As sat in the quiet country night, wondering whether it would be less of an annoyance to Lewis for me to honk the horn or ring the bell, the door opened. My brother stood under the crazy gnats, wearing pajamas, a pair of real leather slippers, with a polished shine, and a long silk bathrobe. He is six years my senior, but just then he reminded me painfully of my father.
He showed the way into his study. We moved stealthily through the house. No doubt Lucy had prepared a marvelous dinner. No doubt she set the table for me, too, some time around eight, eight-thirty or so—right around the time they brought that kid into the station tonight. He was soaking in blood but we found no wound on him.
"I hope you grabbed something to eat on the way," he mumbled, embarrassed. "You know Lucy, it makes her nervous when I mess around in her kitchen. She says I never put anything back in its place."
"I'm fine." I lied.
He offered me a scotch and we chatted about the family for a few minutes. Then we ran out of things to say and the silence began to grow uncomfortable.
"Lewis," I said, "What can you tell me about split personality disorders?"
He gave me a suspicious look. His sparse, graying hair fell on his forehead, but he didn't care.
"My specialty is internal medicine, John."
I didn't answer, just took a sip from my drink. My stomach was burning. It had been a mistake to pass over the sandwiches they sold at the gas station.
"Look, if you need an expert opinion, I know a—"
I raised my hand to stop him.
"Cut the shit, Lewis. You're tired and sleepy, and you want to go to bed. And my bed is about a two hours' drive away. I'm not here for an official opinion. I just want to know what you can tell me about split personality disorders."
He stood up and started to pace, with his hands behind his back. His study was made to look like something out of Olde England. It was a bit overdone, with all the leather and blonde wood furniture and the specially bound books. I just get regular books at the corner shop. Today, before my shift, it was "Common Mental Maladies"— titles like that.
Lewis looked at me with a humorless face.
"I know you've studied some psychology."
I shrugged.
"When we were kids, we saw that movie, 'Dr. Jekyll and Mr. Hyde.' That's a split personality. You have two selves living in you. In Dr. Jekyll's case one of them is meek, the other destructive. I guess you're interested in this for one of your cases. Well, if a man is really schizophrenic, it can be hard to spot. His one personality doesn't even suspect the existence of his other ego, the criminal. This man doesn't just act like a nice, honest citizen, who wouldn't kill a fly. He is one. Or, at least half of him is." He waved his hand. "You probably know as much about it as I do. Maybe more. What the hell do you want to hear?"
I thought quietly for a moment.
"Is it possible that a traumatic shock could produce split personality i
n a healthy man?"
He shrugged his shoulders.
"I don't think so. But I'm not—"
"I know, you're not a psychiatrist." I took an other sip.

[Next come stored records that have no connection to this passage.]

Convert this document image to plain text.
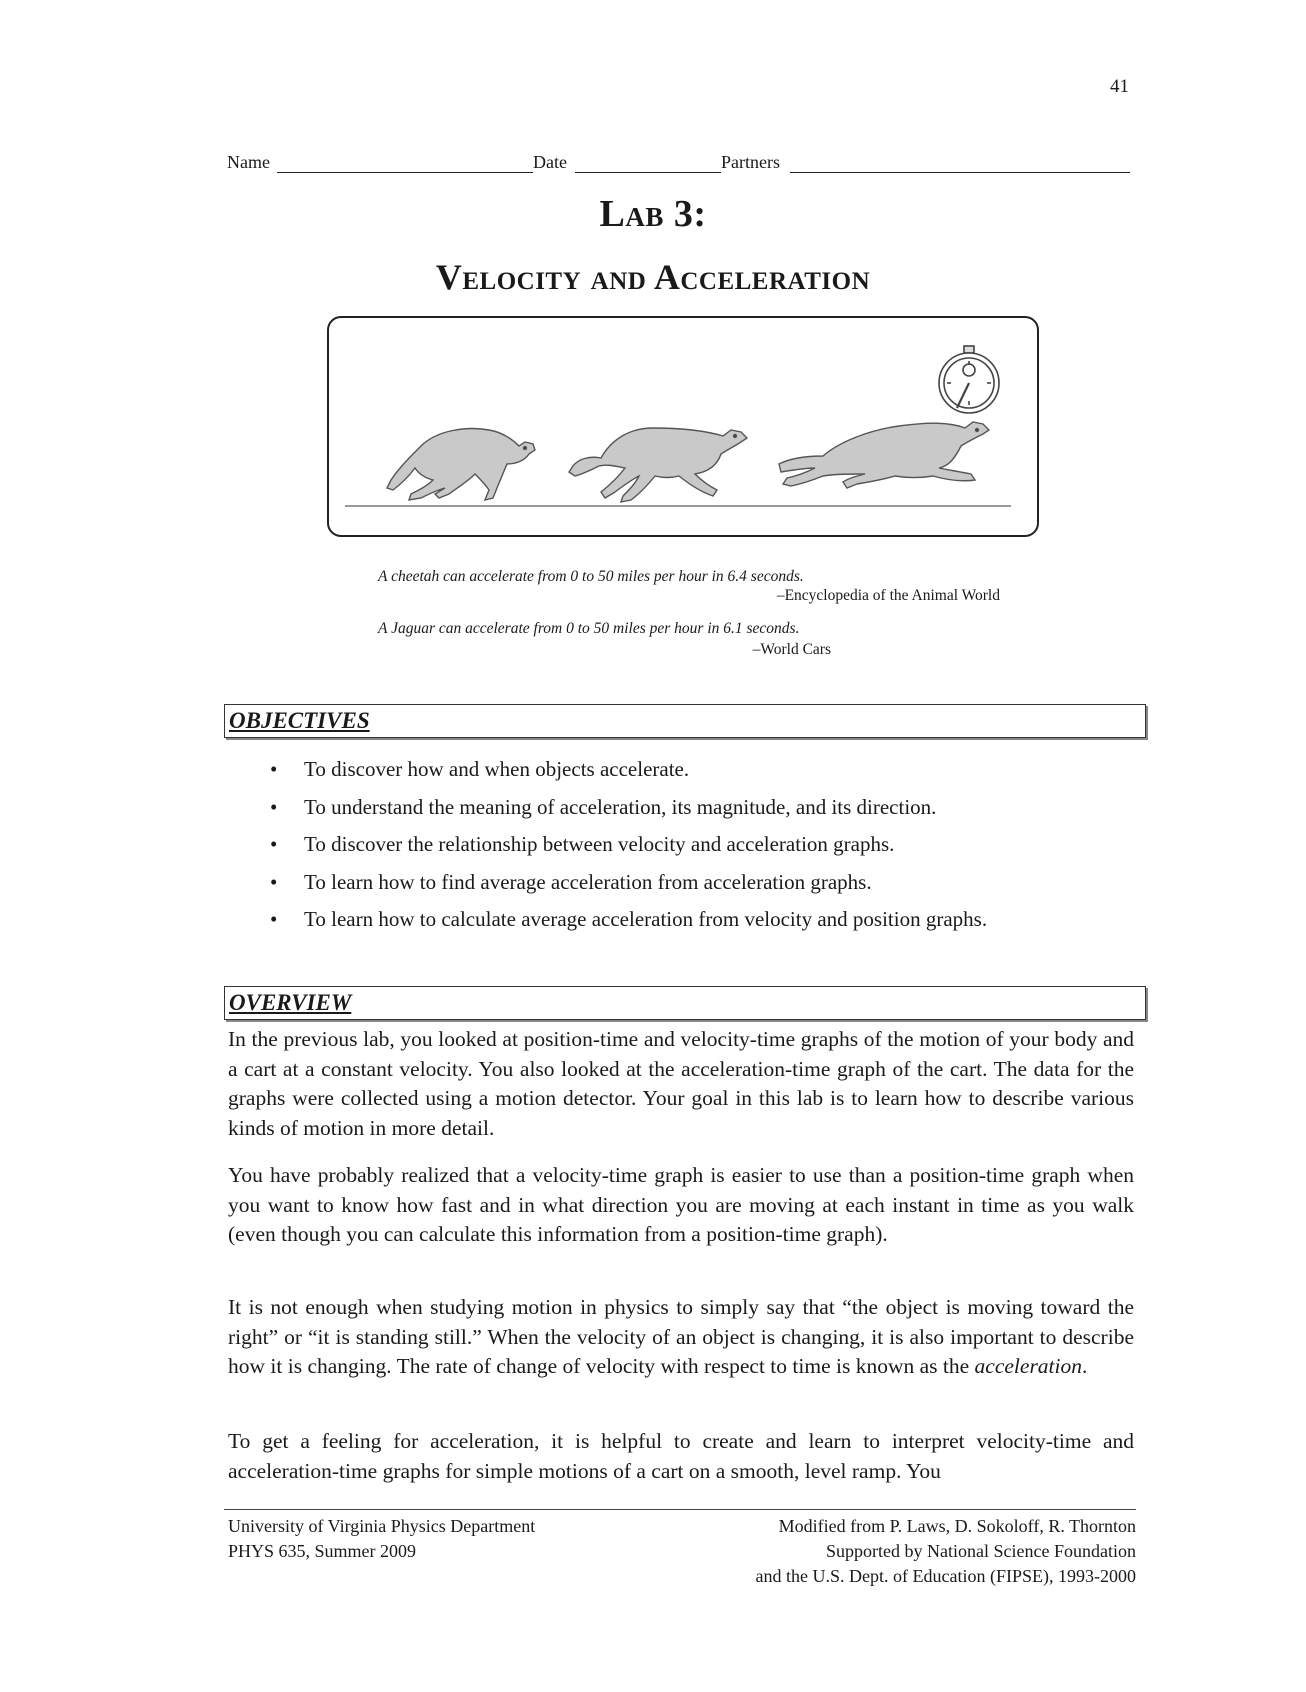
41
Name	Date	Partners
Lab 3:
Velocity and Acceleration
A cheetah can accelerate from 0 to 50 miles per hour in 6.4 seconds.
–Encyclopedia of the Animal World
A Jaguar can accelerate from 0 to 50 miles per hour in 6.1 seconds.
–World Cars
OBJECTIVES
• To discover how and when objects accelerate.
• To understand the meaning of acceleration, its magnitude, and its direction.
• To discover the relationship between velocity and acceleration graphs.
• To learn how to find average acceleration from acceleration graphs.
• To learn how to calculate average acceleration from velocity and position graphs.
OVERVIEW

In the previous lab, you looked at position-time and velocity-time graphs of the motion of your body and a cart at a constant velocity. You also looked at the acceleration-time graph of the cart. The data for the graphs were collected using a motion detector. Your goal in this lab is to learn how to describe various kinds of motion in more detail.

You have probably realized that a velocity-time graph is easier to use than a position-time graph when you want to know how fast and in what direction you are moving at each instant in time as you walk (even though you can calculate this information from a position-time graph).

It is not enough when studying motion in physics to simply say that “the object is moving toward the right” or “it is standing still.” When the velocity of an object is changing, it is also important to describe how it is changing. The rate of change of velocity with respect to time is known as the acceleration.

To get a feeling for acceleration, it is helpful to create and learn to interpret velocity-time and acceleration-time graphs for simple motions of a cart on a smooth, level ramp. You

University of Virginia Physics Department
PHYS 635, Summer 2009
Modified from P. Laws, D. Sokoloff, R. Thornton
Supported by National Science Foundation
and the U.S. Dept. of Education (FIPSE), 1993-2000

"Of course, anything's possible. A real big shock …to a very sensitive personality …maybe. I can ask somebody if you want, but I don't think anyone will give you a decisive answer unless they have a chance to become a little more familiar with the case."
I nodded. Lewis may be a pompous ass, he may be afraid to give me any food because his wife is a bitch, but he can keep a secret. And I think he loves me in his own way. When I was laid up after being stabbed by Frost, Lewis called the hospital at least three times and consulted with my doctors. He didn't even tell me about the calls, I found out from my doctor.